EMPRESA GASTOU MILHÕES PARA MANTER POSIÇÃO DE SUPERIORIDADE




Tudo que a Enron fazia tinha de ser o melhor e nenhum gesto parecia generoso demais


THE NEW YORK TIMES


HOUSTON, Estados Unidos - Durante anos a Enron desenvolveu-se à custa de grandes gastos e, ainda em outubro - em meio a advertências sobre a sua falta de solidez financeira soando em voz alta -, ninguém na empresa via nenhum motivo para mudanças.


A companhia havia destinado US$ 1,5 milhão para gastar em uma festa de Natal no Enron Field, novo e brilhante estádio esportivo que recebeu seu nome, na esperança de igualar a festa de 2001 às festas suntuosas dos anos anteriores. A celebração só foi cancelada em meados de novembro, quando a gigante de energia, arruinada, estava prestes a falir e tentando se vender à Dynegy, sua rival com sede no outro lado da cidade.


Tudo o que a Enron fazia tinha de ser do melhor, mais brilhante - desde os novos empreendimentos comerciais que anunciava praticamente a cada ano, até o seu modo de comemorar o Dia da Secretária com presentes de cristal Waterford - e nenhum gesto parecia generoso demais, segundo admitem funcionários e concorrentes da empresa.


Não foram as extravagâncias, por si só, que derrubaram a companhia. Mas seus gastos refletiam uma cultura empresarial em que, segundo funcionários da companhia, os executivos principais deixavam de lado os controles comerciais tradicionais. E isso – a começar por funcionários de alto escalão que insistiram em afirmar que ignoravam detalhes financeiros, até a atitude de indiferença em relação a conflitos que dividiram os executivos a propósito de negócios no valor de milhões de dólares - contribuiu extraordinariamente para o colapso da Enron.


"A falta de controle dos riscos era assombrosa," observou Gary Cardone, presidente da Dynegy Europe, empresa cuja matriz contratou uma série de funcionários da Enron. "A cultura Enron foi longe demais." Vance Meyer, porta-voz da Enron, afirmou que essas críticas são vagas e injustas. "Quando alguém fala sobre controles e a cultura da Enron, minha esperança é a de que as pessoas não pintem todos os funcionários com as mesmas pinceladas largas, sem levar em conta o que uma parte dessas pessoas pode ter feito ou deixado de fazer," disse o porta-voz.


"Há umas 20 mil pessoas ótimas, que mereciam ser encorajadas a colocar esta companhia em pé novamente." A Enron distanciou-se daqueles que considerava os velhos antiquados da indústria de energia, reivindicando o direito de se incluir entre as ponto.com, como companhia que dependia mais de informações e de novas idéias do que de ativos sólidos. E, como tantas outras companhias iniciantes da Internet nos seus tempos de glória, investiu prodigamente na sua imagem e no luxo.


Nas reuniões de funcionários de uma divisão - a Enron International - foi apresentado um elefante vivo, duas vezes. A Enron Energy Services, outra unidade deficitária, gastou centenas de milhares de dólares na construção de uma imitação do pregão da bolsa para impressionar os analistas de valores mobiliários convidados para uma conferência, embora a unidade não tivesse nada a ver com corretagem de ações.

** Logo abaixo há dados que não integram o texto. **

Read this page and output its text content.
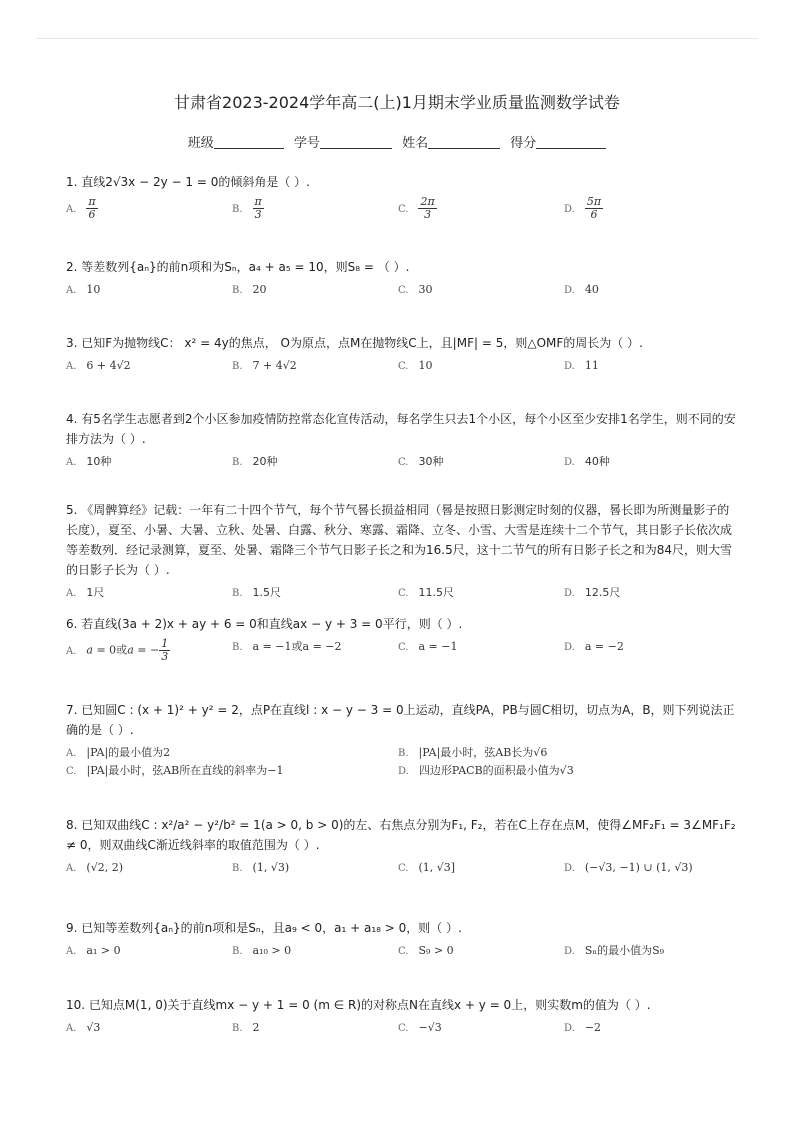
甘肃省2023-2024学年高二(上)1月期末学业质量监测数学试卷
班级	学号	姓名	得分
1. 直线2√3x − 2y − 1 = 0的倾斜角是（ ）.
A. $\frac{\pi}{6}$	B. $\frac{\pi}{3}$	C. $\frac{2\pi}{3}$	D. $\frac{5\pi}{6}$
2. 等差数列{aₙ}的前n项和为Sₙ，a₄ + a₅ = 10，则S₈ = （ ）.
A. 10	B. 20	C. 30	D. 40
3. 已知F为抛物线C： x² = 4y的焦点， O为原点，点M在抛物线C上，且|MF| = 5，则△OMF的周长为（ ）.
A. 6 + 4√2	B. 7 + 4√2	C. 10	D. 11
4. 有5名学生志愿者到2个小区参加疫情防控常态化宣传活动，每名学生只去1个小区，每个小区至少安排1名学生，则不同的安排方法为（ ）.
A. 10种	B. 20种	C. 30种	D. 40种
5. 《周髀算经》记载：一年有二十四个节气，每个节气晷长损益相同（晷是按照日影测定时刻的仪器，晷长即为所测量影子的长度），夏至、小暑、大暑、立秋、处暑、白露、秋分、寒露、霜降、立冬、小雪、大雪是连续十二个节气，其日影子长依次成等差数列．经记录测算，夏至、处暑、霜降三个节气日影子长之和为16.5尺，这十二节气的所有日影子长之和为84尺，则大雪的日影子长为（ ）.
A. 1尺	B. 1.5尺	C. 11.5尺	D. 12.5尺
6. 若直线(3a + 2)x + ay + 6 = 0和直线ax − y + 3 = 0平行，则（ ）.
A. a = 0或a = − $\frac{1}{3}$	B. a = −1或a = −2	C. a = −1	D. a = −2
7. 已知圆C : (x + 1)² + y² = 2，点P在直线l : x − y − 3 = 0上运动，直线PA，PB与圆C相切，切点为A，B，则下列说法正确的是（ ）.
A. |PA|的最小值为2	B. |PA|最小时，弦AB长为√6
C. |PA|最小时，弦AB所在直线的斜率为−1	D. 四边形PACB的面积最小值为√3
8. 已知双曲线C : x²/a² − y²/b² = 1(a > 0, b > 0)的左、右焦点分别为F₁, F₂，若在C上存在点M，使得∠MF₂F₁ = 3∠MF₁F₂ ≠ 0，则双曲线C渐近线斜率的取值范围为（ ）.
A. (√2, 2)	B. (1, √3)	C. (1, √3]	D. (−√3, −1) ∪ (1, √3)
9. 已知等差数列{aₙ}的前n项和是Sₙ，且a₉ < 0，a₁ + a₁₈ > 0，则（ ）.
A. a₁ > 0	B. a₁₀ > 0	C. S₉ > 0	D. Sₙ的最小值为S₉
10. 已知点M(1, 0)关于直线mx − y + 1 = 0 (m ∈ R)的对称点N在直线x + y = 0上，则实数m的值为（ ）.
A. √3	B. 2	C. −√3	D. −2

Os executivos da Enron tinham um talento especial para gerar novos negócios e rebatizar os antigos. Algumas unidades às vezes chegavam a ser reorganizadas três ou quatro vezes por ano - o que sempre significava a transferência de pessoas de um lado para outro - ao custo de aproximadamente US$ 500 por pessoa, de acordo com Cheryl Brashier, que trabalhou para a companhia durante 11 anos como assistente administrativa.


O setor de contabilidade tinha dificuldades para acompanhar as reformas contínuas, disseram ex-funcionários da empresa, e isso dava aos departamentos a oportunidade de ocultar seus gastos excessivos. Assim que um setor era reorganizado, recebia seu "código de custos" contábeis, ou número de identificação, mas os velhos códigos não eram eliminados do sistema imediatamente.